The 3GPP’s latest standards release, release 5, has been completed and is expected to be a significant step toward providing IP multimedia capabilities for use over GPRS and 3G networks.

Ericsson’s Stephen Hayes, chairman of the 3GPP’s core network technical specification group TSG-CN, says the completion of release 5 provides a bottom line for the global industry. “Operators wanting to switch to an all-IP network can begin to build for it now using release 5 standards,” he says. The TSG-CN group is responsible for 3G network infrastructure. It covers all protocols involved with the core 3G network.

It is the unenviable job of TSG-CN to ensure that telecom and datacom services remain secure and of high quality during the controlled migration to 3G, and that standards in the core network are open and flexible enough to support them. To put it bluntly, TSG-CN’s role is to provide operators with their 3G cake … and help them eat it.

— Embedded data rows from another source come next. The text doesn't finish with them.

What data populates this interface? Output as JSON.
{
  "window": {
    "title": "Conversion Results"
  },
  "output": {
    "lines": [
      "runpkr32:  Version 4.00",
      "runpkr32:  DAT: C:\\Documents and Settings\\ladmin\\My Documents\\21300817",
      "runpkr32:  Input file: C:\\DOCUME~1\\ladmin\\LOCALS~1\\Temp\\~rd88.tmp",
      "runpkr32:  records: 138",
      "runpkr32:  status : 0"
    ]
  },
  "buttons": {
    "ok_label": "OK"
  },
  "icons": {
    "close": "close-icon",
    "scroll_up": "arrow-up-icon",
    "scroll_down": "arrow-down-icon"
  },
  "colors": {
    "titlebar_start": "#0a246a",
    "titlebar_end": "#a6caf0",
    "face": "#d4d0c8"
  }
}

Brave, open new world with more free, open and flexible services, the open architecture that characterizes all-IP networks can seem at first sight to create as many problems as it solves.

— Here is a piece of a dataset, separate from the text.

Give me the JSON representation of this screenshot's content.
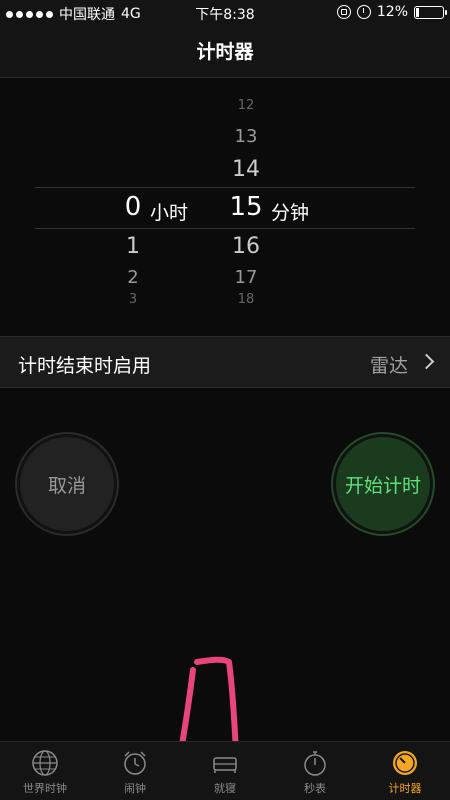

Internet protocols allow open services but they are not optimized for wireless networks. The Internet model is based on largely free services and best effort regarding quality, neither of which is of much use to telecom operators.

“We are trying to create a system that is well controlled and reliable, and at the same time has an openness that allows innovation and expansion,” Hayes says. “The system must allow controlled growth.”

Quality not quantity

But it is the quality of services that Hayes says is the most difficult issue facing 3GPP specifications and IP standards. Mechanisms within the Internet are still evolving, and ensuring quality of service throughout a system that is still is evolving is tough. End users will not accept services being randomly disconnected, or voice quality dropping unpredictably.

“We had to find a way of ensuring quality of service,” Hayes says. “We had to solve the signaling problems to make sure that when a multimedia session is set up you can guarantee a given bit rate or latency. It has been our goal to achieve that within the 3GPP. I believe the solution to these problems is built into release 5.”

3G: how soon is now?

Time is another problem the 3GPP is up against. Many operators are heading toward all-IP networks, but they all have different timeframes. Some operators want to fully develop the types of services tailored for current 2G or 2.5G networks; others want to jump straight to all-IP using 3G bandwidths.

“Different timeframes force the 3GPP to find a middle path which allows for growth without leaving 2G or 2.5G players behind,” Hayes says.

Application developers also put heavy demands on 3G standards. The 3GPP’s solution provides three mechanisms for service development.

The first is Camel, which will provide mechanisms for controlling voice-based IP services. The second is the Open Service Architecture, which provides application program interfaces (APIs) and allows application developers to use servers on which they can provide third-party applications. The Open Service Architecture was also part of release 99. The third is the Session Initiation Protocol (SIP) application server, which will also be introduced in release 5.